-*Dick Higgins, mixed media works, n.d.: 1000 Symphonies – Symphony #620, Symphony #75 (Irish symphony #2), Symphony #20 – In Honorem Auroram.*
-John Cage and Lejaren Hiller, HPSCHD, 1969
Exhibition recording by Joel Chadabe and William Blakeney for Electronic Music Foundation, Albany, New York
HPSCHD was composed of seven solos for harpsichord along with over fifty computerized tapes, which were randomly generated by a computer code written in FORTRAN that selected classical works by composters such as Beethoven and Chopin. For its premiere, Cage and Lejaren Hiller orchestrated an immersive multimedia experience involving performances by Philip Corner, David Tudor, and others; it has been subsequently performed over the years.
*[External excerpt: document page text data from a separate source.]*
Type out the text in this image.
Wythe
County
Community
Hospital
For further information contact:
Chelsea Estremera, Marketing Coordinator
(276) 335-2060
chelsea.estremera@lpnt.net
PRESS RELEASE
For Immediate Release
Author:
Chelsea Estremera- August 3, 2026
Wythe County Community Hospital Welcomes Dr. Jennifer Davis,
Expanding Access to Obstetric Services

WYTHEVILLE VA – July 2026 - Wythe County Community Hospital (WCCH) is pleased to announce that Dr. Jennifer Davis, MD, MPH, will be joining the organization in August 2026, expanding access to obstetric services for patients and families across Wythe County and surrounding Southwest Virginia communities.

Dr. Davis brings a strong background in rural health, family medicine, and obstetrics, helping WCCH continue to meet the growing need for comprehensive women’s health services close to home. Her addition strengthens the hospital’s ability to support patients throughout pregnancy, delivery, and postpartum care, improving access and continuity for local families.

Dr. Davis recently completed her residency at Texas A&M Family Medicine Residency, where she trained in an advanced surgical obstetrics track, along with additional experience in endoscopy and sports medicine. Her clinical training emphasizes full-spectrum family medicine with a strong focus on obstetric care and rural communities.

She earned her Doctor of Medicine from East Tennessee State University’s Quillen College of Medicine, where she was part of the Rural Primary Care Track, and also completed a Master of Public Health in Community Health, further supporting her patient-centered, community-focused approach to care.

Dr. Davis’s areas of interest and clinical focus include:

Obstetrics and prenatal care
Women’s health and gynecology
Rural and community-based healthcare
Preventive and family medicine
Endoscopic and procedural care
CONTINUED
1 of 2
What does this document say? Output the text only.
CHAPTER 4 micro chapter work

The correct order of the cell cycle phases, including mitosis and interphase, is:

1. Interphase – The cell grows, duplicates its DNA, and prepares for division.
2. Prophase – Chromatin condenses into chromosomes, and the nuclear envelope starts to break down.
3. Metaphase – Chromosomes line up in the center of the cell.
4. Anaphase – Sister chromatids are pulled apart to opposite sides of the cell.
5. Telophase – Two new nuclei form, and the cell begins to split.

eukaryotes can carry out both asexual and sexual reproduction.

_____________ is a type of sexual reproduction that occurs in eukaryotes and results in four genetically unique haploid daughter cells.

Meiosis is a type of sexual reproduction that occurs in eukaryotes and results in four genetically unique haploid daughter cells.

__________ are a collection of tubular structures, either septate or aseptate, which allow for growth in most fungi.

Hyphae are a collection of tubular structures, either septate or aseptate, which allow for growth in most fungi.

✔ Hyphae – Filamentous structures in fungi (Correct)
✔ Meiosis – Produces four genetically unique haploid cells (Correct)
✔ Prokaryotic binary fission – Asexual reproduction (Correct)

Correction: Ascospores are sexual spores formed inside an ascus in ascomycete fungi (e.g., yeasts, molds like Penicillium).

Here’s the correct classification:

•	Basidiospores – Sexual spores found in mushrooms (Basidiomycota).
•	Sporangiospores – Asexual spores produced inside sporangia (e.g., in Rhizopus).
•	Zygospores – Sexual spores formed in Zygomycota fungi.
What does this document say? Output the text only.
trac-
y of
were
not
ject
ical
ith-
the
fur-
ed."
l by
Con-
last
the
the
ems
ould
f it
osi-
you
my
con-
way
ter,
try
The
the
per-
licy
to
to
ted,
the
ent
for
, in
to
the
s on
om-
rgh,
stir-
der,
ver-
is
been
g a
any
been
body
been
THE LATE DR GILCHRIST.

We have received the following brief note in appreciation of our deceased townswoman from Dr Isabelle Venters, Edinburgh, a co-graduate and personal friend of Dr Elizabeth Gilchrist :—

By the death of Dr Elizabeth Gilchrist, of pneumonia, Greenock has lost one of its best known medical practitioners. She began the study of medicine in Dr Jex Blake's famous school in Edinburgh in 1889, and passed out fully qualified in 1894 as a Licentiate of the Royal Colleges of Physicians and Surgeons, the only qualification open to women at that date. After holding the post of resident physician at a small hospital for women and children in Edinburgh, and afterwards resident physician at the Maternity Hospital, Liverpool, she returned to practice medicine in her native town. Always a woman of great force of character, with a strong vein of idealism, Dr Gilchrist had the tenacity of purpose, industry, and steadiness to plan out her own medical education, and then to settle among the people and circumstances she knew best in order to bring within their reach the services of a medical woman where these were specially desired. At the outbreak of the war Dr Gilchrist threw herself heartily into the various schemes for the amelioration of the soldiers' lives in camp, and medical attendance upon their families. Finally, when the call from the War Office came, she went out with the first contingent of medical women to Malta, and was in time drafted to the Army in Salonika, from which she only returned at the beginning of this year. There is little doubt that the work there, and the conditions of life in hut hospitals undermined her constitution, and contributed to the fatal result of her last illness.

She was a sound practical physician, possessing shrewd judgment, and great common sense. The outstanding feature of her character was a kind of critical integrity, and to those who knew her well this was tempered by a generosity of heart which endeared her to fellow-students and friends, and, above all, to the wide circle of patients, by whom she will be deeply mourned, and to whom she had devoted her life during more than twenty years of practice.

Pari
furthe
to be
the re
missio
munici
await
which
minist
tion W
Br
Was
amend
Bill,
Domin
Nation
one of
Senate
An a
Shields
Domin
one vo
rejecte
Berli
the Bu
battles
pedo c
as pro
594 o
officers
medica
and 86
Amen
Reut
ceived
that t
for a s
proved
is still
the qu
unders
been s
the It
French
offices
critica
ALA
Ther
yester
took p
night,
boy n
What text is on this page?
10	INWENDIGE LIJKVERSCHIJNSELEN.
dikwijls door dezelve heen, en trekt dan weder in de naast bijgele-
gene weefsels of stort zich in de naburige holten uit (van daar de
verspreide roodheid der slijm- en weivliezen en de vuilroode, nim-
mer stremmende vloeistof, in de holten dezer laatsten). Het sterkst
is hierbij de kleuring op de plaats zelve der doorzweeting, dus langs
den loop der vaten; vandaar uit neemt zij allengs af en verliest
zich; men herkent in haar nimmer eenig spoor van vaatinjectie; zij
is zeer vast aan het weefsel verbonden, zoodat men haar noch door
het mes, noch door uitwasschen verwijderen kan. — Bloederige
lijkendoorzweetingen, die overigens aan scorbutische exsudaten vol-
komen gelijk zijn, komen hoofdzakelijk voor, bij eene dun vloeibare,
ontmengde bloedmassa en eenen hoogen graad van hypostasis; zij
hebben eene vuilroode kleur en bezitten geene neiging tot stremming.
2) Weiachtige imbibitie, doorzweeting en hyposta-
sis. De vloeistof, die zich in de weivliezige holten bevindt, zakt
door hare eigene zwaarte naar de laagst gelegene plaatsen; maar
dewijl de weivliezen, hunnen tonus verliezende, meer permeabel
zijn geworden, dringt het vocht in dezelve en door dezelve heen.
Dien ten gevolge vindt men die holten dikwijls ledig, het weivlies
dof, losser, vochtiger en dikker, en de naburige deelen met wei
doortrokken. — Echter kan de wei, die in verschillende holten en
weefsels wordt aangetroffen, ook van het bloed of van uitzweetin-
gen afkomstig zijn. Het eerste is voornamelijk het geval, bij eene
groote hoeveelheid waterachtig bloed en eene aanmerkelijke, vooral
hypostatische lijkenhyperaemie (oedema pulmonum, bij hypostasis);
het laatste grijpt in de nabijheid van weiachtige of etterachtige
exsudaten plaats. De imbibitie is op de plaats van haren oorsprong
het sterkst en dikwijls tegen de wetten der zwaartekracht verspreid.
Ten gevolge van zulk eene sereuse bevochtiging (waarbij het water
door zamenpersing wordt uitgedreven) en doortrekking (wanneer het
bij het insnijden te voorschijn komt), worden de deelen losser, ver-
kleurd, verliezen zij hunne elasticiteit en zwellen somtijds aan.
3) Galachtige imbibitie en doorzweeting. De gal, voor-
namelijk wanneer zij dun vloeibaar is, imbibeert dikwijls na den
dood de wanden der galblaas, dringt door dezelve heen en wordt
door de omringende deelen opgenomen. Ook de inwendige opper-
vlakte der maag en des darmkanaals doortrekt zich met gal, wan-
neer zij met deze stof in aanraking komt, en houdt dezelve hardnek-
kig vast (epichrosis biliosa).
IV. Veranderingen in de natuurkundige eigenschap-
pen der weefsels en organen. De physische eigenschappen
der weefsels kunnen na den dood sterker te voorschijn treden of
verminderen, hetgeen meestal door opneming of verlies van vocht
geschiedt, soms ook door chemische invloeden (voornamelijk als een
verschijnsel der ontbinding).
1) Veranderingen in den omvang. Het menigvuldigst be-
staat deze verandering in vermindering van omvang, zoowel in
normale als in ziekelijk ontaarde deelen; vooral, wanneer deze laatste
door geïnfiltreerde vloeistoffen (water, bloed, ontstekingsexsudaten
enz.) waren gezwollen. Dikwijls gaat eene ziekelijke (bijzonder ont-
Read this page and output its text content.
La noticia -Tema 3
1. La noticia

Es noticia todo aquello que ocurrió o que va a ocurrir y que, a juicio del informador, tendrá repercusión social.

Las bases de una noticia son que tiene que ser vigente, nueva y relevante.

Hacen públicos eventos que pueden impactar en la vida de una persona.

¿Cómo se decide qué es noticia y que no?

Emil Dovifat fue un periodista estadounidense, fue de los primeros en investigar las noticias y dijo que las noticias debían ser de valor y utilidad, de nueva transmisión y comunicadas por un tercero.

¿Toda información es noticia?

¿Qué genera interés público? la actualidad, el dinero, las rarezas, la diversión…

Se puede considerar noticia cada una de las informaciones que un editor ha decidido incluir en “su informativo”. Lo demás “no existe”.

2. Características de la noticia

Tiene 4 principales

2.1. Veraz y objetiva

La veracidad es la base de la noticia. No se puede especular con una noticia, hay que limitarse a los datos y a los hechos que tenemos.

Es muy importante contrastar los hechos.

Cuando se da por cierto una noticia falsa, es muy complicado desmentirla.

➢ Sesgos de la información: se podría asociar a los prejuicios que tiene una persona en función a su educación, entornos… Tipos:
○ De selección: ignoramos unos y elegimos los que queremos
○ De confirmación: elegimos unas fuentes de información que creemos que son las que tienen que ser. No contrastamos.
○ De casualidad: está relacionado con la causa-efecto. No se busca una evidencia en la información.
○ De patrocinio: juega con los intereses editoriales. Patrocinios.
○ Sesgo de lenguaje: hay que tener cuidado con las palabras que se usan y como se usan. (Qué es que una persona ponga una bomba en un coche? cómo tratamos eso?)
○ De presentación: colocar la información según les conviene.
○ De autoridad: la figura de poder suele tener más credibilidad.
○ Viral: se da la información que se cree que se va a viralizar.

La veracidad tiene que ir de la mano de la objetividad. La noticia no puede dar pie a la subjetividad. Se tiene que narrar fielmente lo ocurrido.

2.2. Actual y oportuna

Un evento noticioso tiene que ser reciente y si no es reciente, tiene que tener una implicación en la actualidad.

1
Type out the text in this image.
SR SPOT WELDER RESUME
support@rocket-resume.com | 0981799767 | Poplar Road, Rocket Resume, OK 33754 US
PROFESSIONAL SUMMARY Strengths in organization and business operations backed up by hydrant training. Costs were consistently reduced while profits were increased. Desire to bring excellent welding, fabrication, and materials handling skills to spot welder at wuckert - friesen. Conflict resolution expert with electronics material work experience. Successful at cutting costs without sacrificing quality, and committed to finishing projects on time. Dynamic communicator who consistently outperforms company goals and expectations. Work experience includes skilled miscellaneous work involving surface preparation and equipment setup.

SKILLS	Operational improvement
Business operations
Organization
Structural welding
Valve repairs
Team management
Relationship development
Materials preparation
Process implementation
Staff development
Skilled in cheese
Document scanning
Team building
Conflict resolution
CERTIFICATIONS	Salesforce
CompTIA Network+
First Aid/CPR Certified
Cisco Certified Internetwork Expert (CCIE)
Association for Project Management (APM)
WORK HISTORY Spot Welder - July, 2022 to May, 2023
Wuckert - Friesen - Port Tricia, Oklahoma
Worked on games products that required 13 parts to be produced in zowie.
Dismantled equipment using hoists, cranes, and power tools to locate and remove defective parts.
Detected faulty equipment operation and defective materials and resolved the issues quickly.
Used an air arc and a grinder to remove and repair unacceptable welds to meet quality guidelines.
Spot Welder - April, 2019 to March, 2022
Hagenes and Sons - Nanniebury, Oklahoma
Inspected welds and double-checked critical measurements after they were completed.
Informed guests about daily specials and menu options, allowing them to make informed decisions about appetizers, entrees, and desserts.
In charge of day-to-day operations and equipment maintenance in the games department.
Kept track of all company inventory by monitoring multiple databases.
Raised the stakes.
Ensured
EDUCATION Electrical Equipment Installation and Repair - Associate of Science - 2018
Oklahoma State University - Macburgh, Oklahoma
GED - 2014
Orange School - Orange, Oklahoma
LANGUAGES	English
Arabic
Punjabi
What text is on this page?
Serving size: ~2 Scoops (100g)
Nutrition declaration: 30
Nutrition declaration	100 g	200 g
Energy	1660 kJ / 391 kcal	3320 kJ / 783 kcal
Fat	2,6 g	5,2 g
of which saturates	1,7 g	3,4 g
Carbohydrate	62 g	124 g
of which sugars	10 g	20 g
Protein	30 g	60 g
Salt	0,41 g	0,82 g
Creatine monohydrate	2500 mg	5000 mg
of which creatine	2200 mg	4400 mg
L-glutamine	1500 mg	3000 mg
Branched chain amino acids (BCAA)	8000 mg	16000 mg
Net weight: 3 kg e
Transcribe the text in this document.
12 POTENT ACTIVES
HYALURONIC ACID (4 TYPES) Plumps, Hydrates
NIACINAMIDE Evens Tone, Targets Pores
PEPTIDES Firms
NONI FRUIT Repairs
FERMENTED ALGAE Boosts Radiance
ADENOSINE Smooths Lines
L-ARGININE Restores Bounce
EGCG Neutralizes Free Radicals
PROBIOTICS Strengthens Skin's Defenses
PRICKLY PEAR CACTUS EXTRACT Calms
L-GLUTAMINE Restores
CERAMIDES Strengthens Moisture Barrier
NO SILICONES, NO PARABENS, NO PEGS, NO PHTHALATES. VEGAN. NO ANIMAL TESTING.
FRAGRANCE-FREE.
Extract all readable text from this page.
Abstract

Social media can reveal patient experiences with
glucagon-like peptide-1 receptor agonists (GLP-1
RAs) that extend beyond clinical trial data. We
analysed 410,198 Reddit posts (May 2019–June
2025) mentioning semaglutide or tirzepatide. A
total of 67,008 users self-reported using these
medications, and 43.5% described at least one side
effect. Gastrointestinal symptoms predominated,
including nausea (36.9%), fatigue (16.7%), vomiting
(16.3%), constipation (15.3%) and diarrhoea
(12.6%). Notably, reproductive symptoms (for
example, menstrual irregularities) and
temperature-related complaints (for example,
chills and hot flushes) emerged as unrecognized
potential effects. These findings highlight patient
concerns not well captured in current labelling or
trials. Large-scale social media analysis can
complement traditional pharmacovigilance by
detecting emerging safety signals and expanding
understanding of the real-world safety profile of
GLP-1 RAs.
-*Nam June Paik, Tribute to John Cage (excerpt), 1973*
This excerpt showed film documentation of John Cage’s Chance And Random composition in three parts.
-A vitrine that explored the relationship between The House of Dust, scores and concrete poetry informed by chance actions and permutation. Pioneering computer-generated works, such as Theo Lutz’s Stochastic Texts and The IBM poem by Emmett Williams, further developed these themes.
*Stéphane Mallarmé, Un Coup de Dés Jamais n’Abolira Le Hasard (A Throw of the Dice Will Never Abolish Chance), 1897*
Mallarmé’s spatialized poetry, which employed various typographic compositions, was highly influential for the development of 20th century art and literature.
Marcel Broodthaers, Un Coup de Dés, 1969
Mallarmé’s facsimile was the subject of very precise erasures of the text that revealed the materiality and composition of words.